Friday, October 28, 2016

Retirement: a parable

The assignment was simple. There is a wandering magician. He interferes in matters that do not concern magicians. Find him. Kill him.

Working for the Metric Commission meant dealing with problems. I had killed several with magical Talents in my time. And one magician, though she was new to her power and I’d barely escaped with my life even so. This assignment wasn’t like that.

They gave me the aendar, a stone that nullified power. And promises I’d be able to leave if I did this one thing. I said yes. Sometimes that’s all you can do. There were ways to find him, of course but I wasn’t about to try them: magicians have good instincts for traps.

Instead I ended up in the town of Cresthaven. Because it carried a scar in the skin of the world that was opening and the magician would end up here. It was the sort of thing magicians fixed and there were none around here. There were four talents in two surrounding towns: killing them proved surprisingly simple.

That was probably a warning. Only I didn’t think so at the time.

The magician arrived three weeks later. Places feel different once a magician comes to them. Like the calm at the centre of a storm. As if everything was more real, more important. There was a fulcrum here, and everyone knew it without understanding what they knew.

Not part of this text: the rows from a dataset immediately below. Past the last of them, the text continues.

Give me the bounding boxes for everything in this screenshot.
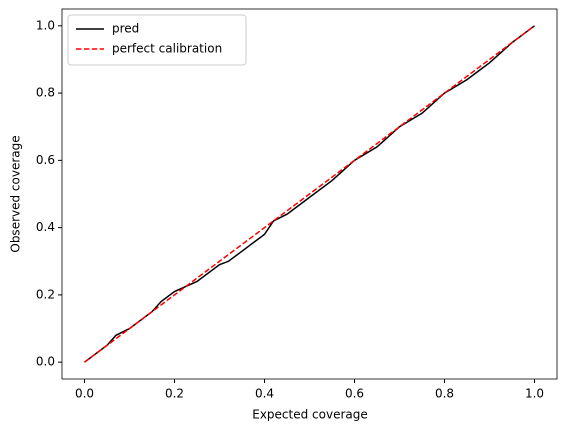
- x-tick-label: 1.0: [525, 387, 544, 401]
- x-tick-label: 0.4: [255, 387, 274, 401]
- line-series: [84, 25, 535, 363]
- y-tick-label: 0.4: [36, 220, 55, 234]
- y-axis-label: Observed coverage: [9, 135, 23, 252]
- y-tick-label: 0.6: [36, 153, 55, 167]
- x-tick-label: 0.8: [435, 387, 454, 401]
- y-tick-label: 0.2: [36, 287, 55, 301]
- y-tick-label: 0.0: [36, 355, 55, 369]
- x-axis-label: Expected coverage: [252, 408, 368, 422]
- legend-label: perfect calibration: [112, 42, 222, 56]
- legend-label: pred: [112, 22, 139, 36]
- plot-frame: [61, 8, 558, 380]
- y-tick-label: 1.0: [36, 18, 55, 32]
- x-tick-label: 0.6: [345, 387, 364, 401]
- y-tick-label: 0.8: [36, 86, 55, 100]
- legend-box: [67, 14, 247, 66]
- x-tick-label: 0.0: [75, 387, 94, 401]
- x-tick-label: 0.2: [165, 387, 184, 401]
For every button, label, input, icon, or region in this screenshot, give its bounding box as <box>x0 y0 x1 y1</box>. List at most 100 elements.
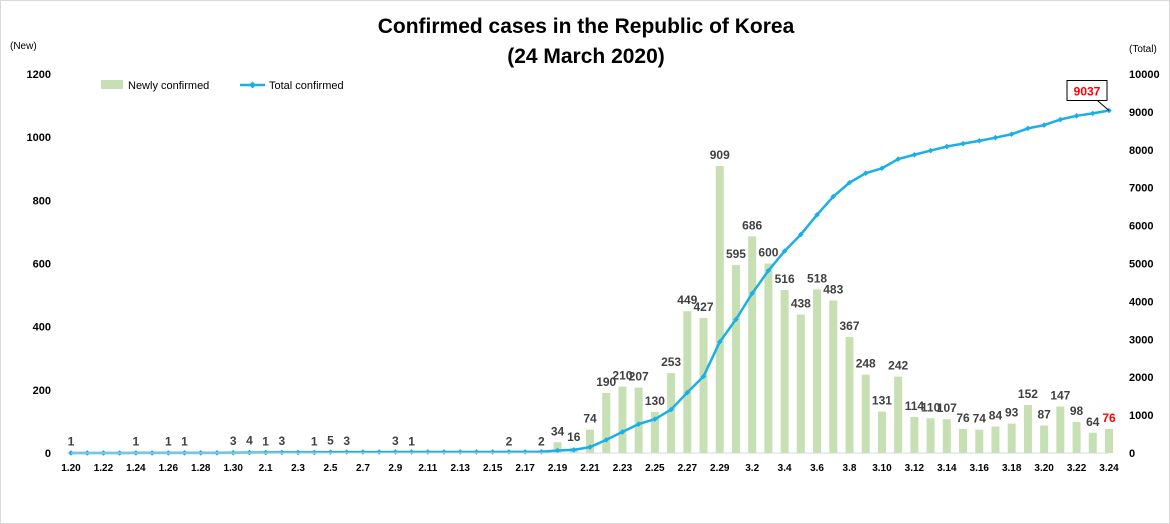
legend-label-total-confirmed: Total confirmed <box>269 80 344 92</box>
total-callout: 9037 <box>1066 79 1110 111</box>
x-axis-tick-label: 2.25 <box>645 463 665 474</box>
x-axis-tick-label: 2.17 <box>515 463 535 474</box>
x-axis-tick-label: 2.29 <box>710 463 730 474</box>
total-point-2.20 <box>570 447 577 453</box>
bar-data-label: 76 <box>1102 411 1116 425</box>
x-axis-tick-label: 3.10 <box>872 463 892 474</box>
bar-data-label: 64 <box>1086 415 1100 429</box>
bar-2.27 <box>683 311 692 453</box>
total-point-2.26 <box>668 406 674 413</box>
total-point-3.8 <box>846 179 853 186</box>
right-axis-tick-label: 1000 <box>1129 410 1153 422</box>
bar-3.3 <box>764 263 773 453</box>
x-axis-tick-label: 1.26 <box>159 463 179 474</box>
x-axis-tick-label: 3.12 <box>905 463 925 474</box>
x-axis-tick-label: 2.21 <box>580 463 600 474</box>
total-point-2.3 <box>295 449 301 456</box>
total-point-3.5 <box>798 231 804 238</box>
total-point-3.19 <box>1025 125 1031 132</box>
right-axis-tick-label: 9000 <box>1129 107 1153 119</box>
right-axis-tick-label: 5000 <box>1129 259 1153 271</box>
total-point-3.20 <box>1041 122 1047 128</box>
bar-data-label: 16 <box>567 430 581 444</box>
right-axis-tick-label: 4000 <box>1129 296 1153 308</box>
total-point-2.28 <box>700 373 707 380</box>
legend-label-newly-confirmed: Newly confirmed <box>128 80 209 92</box>
total-point-2.21 <box>587 444 593 450</box>
left-axis-tick-label: 1000 <box>27 132 51 144</box>
bar-3.4 <box>780 290 789 453</box>
right-axis-unit: (Total) <box>1129 44 1157 55</box>
x-axis-tick-label: 3.14 <box>937 463 957 474</box>
bar-data-label: 130 <box>645 394 665 408</box>
left-axis-tick-label: 0 <box>45 448 51 460</box>
bar-3.11 <box>894 376 903 453</box>
bar-data-label: 110 <box>921 400 941 414</box>
bar-data-label: 1 <box>133 435 140 449</box>
axes: 0 200 400 600 800 1000 1200 0 1000 2000 3000 4000 50… <box>27 69 1160 474</box>
total-point-2.24 <box>635 421 642 427</box>
x-axis-tick-label: 1.30 <box>223 463 243 474</box>
total-point-3.18 <box>1008 131 1015 137</box>
bar-data-label: 516 <box>775 272 795 286</box>
bar-data-label: 107 <box>937 401 957 415</box>
total-point-2.6 <box>343 449 350 455</box>
bar-data-label: 152 <box>1018 387 1038 401</box>
bar-3.18 <box>1007 423 1016 453</box>
x-axis-tick-label: 3.16 <box>970 463 990 474</box>
bar-data-label: 686 <box>742 218 762 232</box>
bar-data-label: 74 <box>973 412 987 426</box>
total-point-2.8 <box>376 449 382 455</box>
left-axis-tick-label: 200 <box>33 385 51 397</box>
bar-3.10 <box>877 411 886 453</box>
total-point-2.15 <box>489 449 496 455</box>
x-axis-tick-label: 2.15 <box>483 463 503 474</box>
bar-data-label: 242 <box>888 359 908 373</box>
total-point-3.15 <box>960 140 966 147</box>
bar-data-label: 147 <box>1050 389 1070 403</box>
data-labels: 1 1 1 1 3 4 1 3 1 5 3 3 1 2 234 16741902102071302534494… <box>68 148 1116 449</box>
bar-3.5 <box>796 314 805 453</box>
bar-data-label: 3 <box>230 434 237 448</box>
x-axis-tick-label: 2.13 <box>451 463 471 474</box>
x-axis-tick-label: 2.27 <box>678 463 698 474</box>
bar-3.22 <box>1072 422 1081 453</box>
left-axis-tick-label: 600 <box>33 259 51 271</box>
x-axis-tick-label: 2.7 <box>356 463 370 474</box>
bar-data-label: 84 <box>989 408 1003 422</box>
bar-data-label: 253 <box>661 355 681 369</box>
x-axis-tick-label: 3.4 <box>778 463 792 474</box>
x-axis-tick-label: 2.3 <box>291 463 305 474</box>
bar-3.8 <box>845 337 854 453</box>
legend-marker-total-confirmed <box>249 81 256 89</box>
total-point-3.9 <box>862 170 869 177</box>
bar-3.1 <box>731 265 740 453</box>
bar-2.22 <box>602 392 611 453</box>
total-point-2.16 <box>506 449 512 455</box>
right-axis-tick-label: 7000 <box>1129 183 1153 195</box>
total-point-3.11 <box>895 156 901 162</box>
bar-data-label: 3 <box>278 434 285 448</box>
total-point-2.23 <box>619 429 626 435</box>
total-point-3.7 <box>830 193 837 200</box>
total-point-3.16 <box>976 138 983 144</box>
x-axis-tick-label: 3.6 <box>810 463 824 474</box>
bar-data-label: 3 <box>343 434 350 448</box>
x-axis-tick-label: 2.1 <box>259 463 273 474</box>
total-point-3.23 <box>1089 110 1096 117</box>
bar-2.24 <box>634 387 643 453</box>
bar-data-label: 3 <box>392 434 399 448</box>
total-point-2.25 <box>652 416 658 422</box>
bar-3.16 <box>975 429 984 453</box>
x-axis-tick-label: 3.8 <box>843 463 857 474</box>
bar-data-label: 2 <box>538 434 545 448</box>
bar-data-label: 34 <box>551 424 565 438</box>
bar-data-label: 4 <box>246 434 253 448</box>
x-axis-tick-label: 2.11 <box>418 463 437 474</box>
bar-3.7 <box>829 300 838 453</box>
bar-2.29 <box>715 165 724 453</box>
bar-data-label: 518 <box>807 271 827 285</box>
bar-data-label: 210 <box>612 369 632 383</box>
left-axis-tick-label: 800 <box>33 195 51 207</box>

He looked ordinary. That surprised me. He wandered the streets and if I hadn’t been told what was wrong with the town, I’d have never noticed him. But he paid attention to the wound. I followed, waiting until he was done mending it.

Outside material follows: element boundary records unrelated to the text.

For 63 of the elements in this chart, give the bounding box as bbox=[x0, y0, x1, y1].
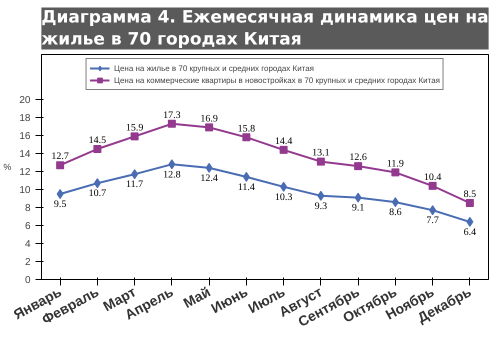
data-label: 7.7 bbox=[426, 215, 439, 226]
y-tick-label: 4 bbox=[24, 239, 31, 250]
y-tick-label: 8 bbox=[24, 203, 31, 214]
data-label: 16.9 bbox=[200, 113, 218, 124]
data-label: 8.6 bbox=[389, 207, 402, 218]
point bbox=[429, 205, 436, 216]
y-axis-title: % bbox=[3, 162, 12, 172]
y-tick-label: 20 bbox=[19, 95, 31, 106]
point bbox=[354, 162, 362, 170]
point bbox=[317, 190, 324, 201]
data-label: 17.3 bbox=[163, 110, 181, 121]
data-label: 13.1 bbox=[312, 148, 330, 159]
point bbox=[93, 145, 102, 153]
point bbox=[94, 178, 101, 188]
data-label: 6.4 bbox=[464, 226, 476, 238]
data-label: 11.9 bbox=[386, 158, 404, 170]
point bbox=[392, 197, 399, 208]
legend-label: Цена на коммерческие квартиры в новостройках в 70 крупных и средних городах Китая bbox=[114, 74, 440, 86]
data-label: 15.9 bbox=[126, 122, 144, 134]
y-tick-label: 0 bbox=[24, 275, 31, 286]
y-tick-label: 10 bbox=[19, 185, 31, 196]
point bbox=[130, 132, 139, 140]
point bbox=[280, 182, 288, 192]
data-label: 10.7 bbox=[88, 188, 106, 200]
data-label: 12.7 bbox=[51, 151, 69, 162]
y-tick-label: 16 bbox=[19, 131, 31, 142]
data-label: 12.8 bbox=[163, 169, 181, 180]
data-label: 10.4 bbox=[424, 172, 442, 183]
y-tick-label: 18 bbox=[19, 113, 31, 124]
y-tick-label: 2 bbox=[24, 257, 31, 268]
data-label: 15.8 bbox=[238, 123, 256, 134]
data-label: 12.6 bbox=[349, 152, 367, 164]
legend-label: Цена на жилье в 70 крупных и средних городах Китая bbox=[114, 62, 314, 74]
data-label: 12.4 bbox=[200, 172, 218, 184]
data-label: 9.5 bbox=[54, 199, 66, 210]
point bbox=[428, 182, 437, 190]
chart-title: Диаграмма 4. Ежемесячная динамика цен на жилье в 70 городах Китая bbox=[41, 8, 489, 50]
point bbox=[206, 162, 213, 173]
data-label: 14.4 bbox=[274, 136, 292, 147]
data-label: 14.5 bbox=[88, 135, 106, 146]
y-tick-label: 12 bbox=[19, 167, 31, 178]
data-label: 8.5 bbox=[464, 189, 476, 200]
point bbox=[242, 133, 250, 142]
data-label: 9.3 bbox=[314, 200, 328, 212]
point bbox=[242, 172, 250, 182]
point bbox=[391, 168, 400, 176]
point bbox=[168, 159, 176, 170]
point bbox=[316, 158, 325, 166]
data-label: 10.3 bbox=[274, 192, 292, 203]
point bbox=[466, 199, 474, 207]
point bbox=[466, 216, 474, 227]
data-label: 11.4 bbox=[238, 182, 255, 193]
point bbox=[56, 161, 64, 170]
point bbox=[280, 146, 288, 154]
data-label: 9.1 bbox=[352, 202, 364, 214]
y-tick-label: 14 bbox=[19, 149, 31, 160]
y-tick-label: 6 bbox=[24, 221, 31, 232]
point bbox=[354, 192, 362, 203]
point bbox=[56, 189, 64, 199]
point bbox=[131, 169, 138, 180]
data-label: 11.7 bbox=[126, 179, 144, 190]
point bbox=[168, 120, 176, 128]
point bbox=[205, 123, 214, 132]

He turned to me as I came up behind him. The aendar was cold in my hand and warm as well as though the stone were somehow liquid and solid as once.

“Ah,” he said, and then words in a language I didn’t know. The aendar was in his hand a moment later. The stone purred.

I didn’t move.

“You brought two snipers with you.” He didn’t use power, not in the way magicians can. But he was certain in a way that shook me.

“Three,” I admitted.

“Including you, yes.” He sighed. “If I asked, would you tell me who you worked for?”

“I am trained to resist such things.”

“Mmm. You think that will matter to me, considering you planned to kill me?”

“No. The stone was going to my my method.”

The magician blinked once, studied the stone. “Few can carry an aendar for three weeks without it leaving them. Whatever agency you work with, you know how dangerous a magician can be.”

“In a place of power, yes.”

He smiled, and the smile set me back a step. “I am the wandering magician. Each place I wander to is a place of power for me.”

I fell back another step at the truth behind those words. I swore. I don’t often, but sometimes it’s the only way to voice fear.

“Even if that were not true, you must have known this would not work. Why did you do it?”

I think he threaded power into his voice on a level so subtle I never sensed it; I’d like to think that’s why I answered. “I wish to retire. Almost no one has. I am tired of – the things that have to be done to keep the world safe. Of how much I’ve lost and given up of myself, my own dreams. I wished to be free from those I worked for.”

He laughed. The magician’s laugh shook me with the kindness that lurked under him. “You have an aendar stone: they unmake bindings, and some magics as well. Whatever connected to you to your employers is gone, Aram.”

“And those who came with me?” I asked.

“I have dealt with them.”

I didn’t ask. If I have learned anything, it’s that some things are best left unknown. “And what happens to me?”

“That is up to you. I will let the stone go: no one is meant to hold one, and certainly not for three weeks. You may forget some things you knew, but some of that will be the stones doing on the behest of your former employers I imagine.”

I nodded. I could have asked for his help, but there are some things you don’t do.

“And Aram?”

I paused, half-turned away. I’d never told him my name, but he was the wandering magician.

“If you try and kill anyone else with a Talent in your life, you will answer to me.”

I said nothing; I continued turning and walked away. Sometimes there are no other options. Survival has a cost, and I accepted the cost of my own.